Response by poster: You're all really best answers. Thank you. Even though the collective wisdom can probably be summed up as "don't be stupid and listen to your body," thank you. I'll see about (carefully) adding in some more strength training.
posted by deludingmyself at 9:14 PM on September 11, 2011

I'm 62 male, and have been a runner for 45 years. This year for the first time I have had 3 syncope episodes after (not during) a relatively short 1-mile warmup on a cold morning, a timed mile on a warm evening, and a 10-minute twilight park run/walk/jog on a warm evening. All are things I have done hundreds of times, even very recently, with no problems.

All brain, heart, blood, long-term monitor, CAT, MRI, etc. tests are fine -- currently my insurance won't pay for referral to the full-scale Exercise Physiology & Medicine lab (with the tilt table etc.) but I'm working on that. I want a diagnosis, primarily to show to the EMTs when they arrive, but also to explain to the friends and kids who have seen me hauled away.

This has been soooo life-changing I can't describe it. I now run where people are, usually carry ID, go slow and long and savor the excellence of it all, don't compete etc. When I get the tinglies, I make a point to keep running, because that's what feels best. Almost always it works, but... I have questions!

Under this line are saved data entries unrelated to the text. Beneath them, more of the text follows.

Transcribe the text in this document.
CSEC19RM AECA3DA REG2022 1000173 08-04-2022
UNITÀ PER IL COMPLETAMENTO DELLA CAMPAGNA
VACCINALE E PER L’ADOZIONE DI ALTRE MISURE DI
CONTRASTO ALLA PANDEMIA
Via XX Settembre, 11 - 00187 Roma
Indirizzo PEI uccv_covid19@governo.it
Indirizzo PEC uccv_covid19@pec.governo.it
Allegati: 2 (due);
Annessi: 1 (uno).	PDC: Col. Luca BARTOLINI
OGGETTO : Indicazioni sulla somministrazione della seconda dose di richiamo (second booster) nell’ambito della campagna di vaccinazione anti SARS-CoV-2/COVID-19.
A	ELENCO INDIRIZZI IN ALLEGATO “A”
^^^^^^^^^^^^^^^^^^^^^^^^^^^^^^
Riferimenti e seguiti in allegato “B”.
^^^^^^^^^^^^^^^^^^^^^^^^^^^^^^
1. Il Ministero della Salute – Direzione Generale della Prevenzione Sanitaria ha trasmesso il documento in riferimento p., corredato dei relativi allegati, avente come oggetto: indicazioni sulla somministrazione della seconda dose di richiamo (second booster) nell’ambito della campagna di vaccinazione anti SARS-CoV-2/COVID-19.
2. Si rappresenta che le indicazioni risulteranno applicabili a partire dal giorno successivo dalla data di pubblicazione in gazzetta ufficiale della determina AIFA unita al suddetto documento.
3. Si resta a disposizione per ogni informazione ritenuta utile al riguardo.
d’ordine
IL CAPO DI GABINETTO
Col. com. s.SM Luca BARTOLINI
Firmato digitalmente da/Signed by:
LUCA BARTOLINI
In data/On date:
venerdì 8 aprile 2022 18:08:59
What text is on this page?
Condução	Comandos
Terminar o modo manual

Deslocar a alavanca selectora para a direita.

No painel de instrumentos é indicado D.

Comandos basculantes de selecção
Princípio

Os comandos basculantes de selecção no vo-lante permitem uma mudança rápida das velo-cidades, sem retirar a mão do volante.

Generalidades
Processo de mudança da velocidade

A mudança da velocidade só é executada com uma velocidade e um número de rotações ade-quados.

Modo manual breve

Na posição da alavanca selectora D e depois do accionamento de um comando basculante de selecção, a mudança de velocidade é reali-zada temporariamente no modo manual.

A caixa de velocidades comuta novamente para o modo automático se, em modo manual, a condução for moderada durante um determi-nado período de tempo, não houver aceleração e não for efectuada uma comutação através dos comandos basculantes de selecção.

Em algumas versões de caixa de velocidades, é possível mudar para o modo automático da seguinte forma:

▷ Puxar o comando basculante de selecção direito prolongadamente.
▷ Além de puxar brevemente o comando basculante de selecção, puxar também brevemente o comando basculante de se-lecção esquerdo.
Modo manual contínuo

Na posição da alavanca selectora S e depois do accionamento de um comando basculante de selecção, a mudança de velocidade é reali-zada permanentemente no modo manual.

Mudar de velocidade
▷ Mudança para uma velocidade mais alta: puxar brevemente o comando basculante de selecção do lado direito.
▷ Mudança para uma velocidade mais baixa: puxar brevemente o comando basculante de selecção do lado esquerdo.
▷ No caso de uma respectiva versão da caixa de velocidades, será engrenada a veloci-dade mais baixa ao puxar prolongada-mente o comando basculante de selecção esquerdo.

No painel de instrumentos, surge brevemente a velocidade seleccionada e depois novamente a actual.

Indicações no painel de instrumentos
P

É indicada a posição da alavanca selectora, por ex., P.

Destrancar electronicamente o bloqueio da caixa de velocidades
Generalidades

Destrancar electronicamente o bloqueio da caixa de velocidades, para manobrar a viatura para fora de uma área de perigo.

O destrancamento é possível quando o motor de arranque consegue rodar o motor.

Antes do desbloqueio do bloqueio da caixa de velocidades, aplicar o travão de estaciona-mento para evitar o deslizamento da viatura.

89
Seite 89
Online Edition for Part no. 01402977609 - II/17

When I start out or go up any significant hill, I get "burps" that I think are caused by the stress but also induce pre-syncope feelings. I've found that that I have to clear the "burps" and when they are cleared (forced burping... sounds repulsive) I feel excellent. (Is this a cause-and-effect vicious circle?) Does anyone else have this problem?

What do the rest of you experience as you come out of the faint?
The 2 or 3 hours following a full syncope for me are extremely disagreeable, with cold sweat, tunnel vision, labored breathing, nausea if i move, fatigue, and a strong desire to sleep -- which seems to be the best thing. But it's difficult to stand and walk... therefore hard to get myself back to my car let alone drive home and 2 hours is too long to just sleep it off in the car. How do you handle times like this?

I'm soooo glad to hear from you all as to how you manage syncope and what you avoid. After maintaining 25-40 miles a week for decades, plus two dozen marathons and some ultras, I know what I'm doing as a runner but this doesn't appear to be an injury that I can deal with in the accustomed ways. I will continue to maintain leg tone (how better than by running?) and weight and eat right and try to develop ways to crouch etc. to stop the tinglies when they get too heavy, and stay hydrated, and keep protein bars handy and avoid hot places and make a better ID with instructions. And try to tune myself to when it'll get better if I keep going and when it'll get better if I stop and walk, that's a hard one because I'm trained to always keep going.
posted by morrc at 8:45 AM on September 15, 2011

punchtothehead: What instructions do you put on your ID telling people what to do (or not do) if they find you after a faint?

I see you're a runner, so what are the next hours like after you've fainted and how do you get yourself home?